As a woman in my 40's, I am well aware that while we can start our life and go through the first 20 some years as thin as a rail, at some point the body stops working with us, and begins to work against us. As in Me: "I am getting comfortable with myself and my place in the world. Amen." Body: "Okay--that means we get to make you gain weight in all the wrong places, and never get it off!"
So this has been my dilemma for the past 12 years, and it's been horrifying. Now I haven't gained 40, 50, or even 100 pounds, but what I have gained has made me feel like I have no control over my body and what it should do. I blame it on a lack of sleep at night, changing hormones, and a work schedule that has me working either early mornings, or a second shift that lasts until 10:30 at night. It all has combined to make me eat for comfort and eat at times when I never ever ate before. Like after 7PM. I come from a family where we ate at 6PM at the latest. I liked that. It didn't give me a chance to snack before supper, since supper was only an hour away. If I am home alone, I will eat earlier. If Bud is coming over, it's usually 7:30-8PM before we can eat.
I have become puzzled over the last 6 months about the body I inhabit. At first I thought it was just that beginning of the beginning of the end. The female body shifting gear and preparing me for that wonderful thing--menopause. I'd like to think I'm a few years away from full blown menopause, but we all know stuff starts happening waaaay before that. Like mysteriously feeling warmer all the time; not hot flashes, just warmer. Breaking out in a sweat when everyone else is chilly. Feeling a bit like a freak when you go out to run in shorts and a tank top and pass people wearing hats, gloves, and jackets. This is why I bitched all summer at the horrible heat. I don't like it anyway, and never have--but this summer it just felt intolerable.
Along with this gift of extra body heat, I have strangely enough had a shift in my eating. As in not eating as much. After Googling this strange phenomena--thinking it was maybe part of something that happens that we aren't told about by our mothers and older sisters--I discovered that the opposite is true. As the hormones go down, we begin to eat like a horse with a feedbag attached to it's face. Not one thing said appetite decreases.

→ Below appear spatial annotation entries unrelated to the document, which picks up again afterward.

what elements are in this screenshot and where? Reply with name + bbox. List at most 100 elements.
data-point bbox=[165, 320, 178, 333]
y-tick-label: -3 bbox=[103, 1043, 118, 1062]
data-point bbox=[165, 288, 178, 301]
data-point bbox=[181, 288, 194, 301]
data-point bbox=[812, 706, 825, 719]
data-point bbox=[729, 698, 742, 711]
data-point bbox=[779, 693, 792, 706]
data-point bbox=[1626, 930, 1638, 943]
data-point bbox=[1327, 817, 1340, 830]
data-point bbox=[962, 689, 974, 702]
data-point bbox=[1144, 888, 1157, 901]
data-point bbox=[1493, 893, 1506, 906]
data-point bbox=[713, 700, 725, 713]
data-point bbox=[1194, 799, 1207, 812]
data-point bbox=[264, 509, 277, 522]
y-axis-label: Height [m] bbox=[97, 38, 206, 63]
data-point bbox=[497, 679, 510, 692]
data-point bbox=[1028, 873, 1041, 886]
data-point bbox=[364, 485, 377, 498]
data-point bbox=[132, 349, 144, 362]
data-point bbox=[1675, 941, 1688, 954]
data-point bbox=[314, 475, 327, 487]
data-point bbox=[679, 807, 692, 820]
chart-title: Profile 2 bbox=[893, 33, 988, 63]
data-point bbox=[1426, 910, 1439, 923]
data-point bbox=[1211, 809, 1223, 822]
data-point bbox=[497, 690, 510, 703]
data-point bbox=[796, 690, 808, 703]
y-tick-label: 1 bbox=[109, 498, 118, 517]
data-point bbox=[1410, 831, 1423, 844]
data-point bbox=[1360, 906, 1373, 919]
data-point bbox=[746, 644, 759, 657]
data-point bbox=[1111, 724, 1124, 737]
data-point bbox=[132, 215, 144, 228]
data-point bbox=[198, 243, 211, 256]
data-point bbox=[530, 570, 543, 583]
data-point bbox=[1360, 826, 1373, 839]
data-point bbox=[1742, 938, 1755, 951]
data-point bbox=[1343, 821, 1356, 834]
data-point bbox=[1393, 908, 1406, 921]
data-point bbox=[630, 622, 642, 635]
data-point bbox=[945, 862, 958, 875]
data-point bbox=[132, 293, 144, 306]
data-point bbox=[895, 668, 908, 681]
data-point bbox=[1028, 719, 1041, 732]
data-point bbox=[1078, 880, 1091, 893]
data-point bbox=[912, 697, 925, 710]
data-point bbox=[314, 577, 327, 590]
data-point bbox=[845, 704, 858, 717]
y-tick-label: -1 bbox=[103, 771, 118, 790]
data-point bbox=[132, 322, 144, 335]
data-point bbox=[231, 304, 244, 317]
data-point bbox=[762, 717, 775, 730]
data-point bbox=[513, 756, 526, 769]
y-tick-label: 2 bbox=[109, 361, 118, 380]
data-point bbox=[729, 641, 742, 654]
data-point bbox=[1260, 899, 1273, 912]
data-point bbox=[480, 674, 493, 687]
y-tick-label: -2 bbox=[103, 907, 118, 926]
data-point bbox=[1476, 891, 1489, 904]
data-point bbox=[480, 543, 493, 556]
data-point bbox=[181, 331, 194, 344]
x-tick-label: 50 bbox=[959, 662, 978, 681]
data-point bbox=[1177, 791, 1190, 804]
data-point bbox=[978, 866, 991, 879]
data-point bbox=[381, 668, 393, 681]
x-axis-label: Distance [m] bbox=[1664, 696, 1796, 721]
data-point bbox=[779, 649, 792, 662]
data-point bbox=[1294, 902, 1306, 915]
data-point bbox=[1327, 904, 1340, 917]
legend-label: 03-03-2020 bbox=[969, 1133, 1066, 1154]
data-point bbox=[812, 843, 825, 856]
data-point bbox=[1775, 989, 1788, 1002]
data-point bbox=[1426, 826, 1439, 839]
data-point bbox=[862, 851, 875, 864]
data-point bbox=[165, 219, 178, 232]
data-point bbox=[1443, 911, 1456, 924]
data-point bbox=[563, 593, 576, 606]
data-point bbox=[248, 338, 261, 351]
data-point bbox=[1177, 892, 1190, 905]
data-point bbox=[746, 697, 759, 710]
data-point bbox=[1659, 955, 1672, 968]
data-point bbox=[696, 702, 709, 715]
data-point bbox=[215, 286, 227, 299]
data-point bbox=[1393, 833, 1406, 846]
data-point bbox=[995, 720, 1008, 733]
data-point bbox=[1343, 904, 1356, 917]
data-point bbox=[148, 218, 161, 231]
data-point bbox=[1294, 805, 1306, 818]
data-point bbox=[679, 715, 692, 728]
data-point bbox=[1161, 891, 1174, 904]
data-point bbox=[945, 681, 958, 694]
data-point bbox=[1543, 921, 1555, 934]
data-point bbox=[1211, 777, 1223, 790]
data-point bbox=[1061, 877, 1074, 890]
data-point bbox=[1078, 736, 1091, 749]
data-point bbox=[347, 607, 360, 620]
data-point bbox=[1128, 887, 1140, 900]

I have lost a bit of weight--very very very very very very slowly. I was surprised at this, but happy. It hasn't been from running, cause I'm not running nearly as much as I should be. I can only wonder at this bizarre occurrence in my life. I keep thinking I will wake up one morning and feel the urge to consume a whole box of cereal, followed by an dozen eggs and a pound of bacon. But nothing yet. Instead, I continue to suddenly feel full, leave food on my plate, and not have seconds or thirds.
I have been passed by my medical scene, and I feel good except for this weird thing. It makes me think I won't be able to chow down in Savannah on all the stuff I so want to eat. That will really piss me off. How can I possibly cram weeks of Southern food into a long weekend? Can I take a cooler home?
So I guess what I am saying is "What the hell is going on? Can it continue so I can lose 15 pounds more?"
Bizarre--strange--a Ripley's Believe It or Not: "Sue G is actually not hungry all the time!"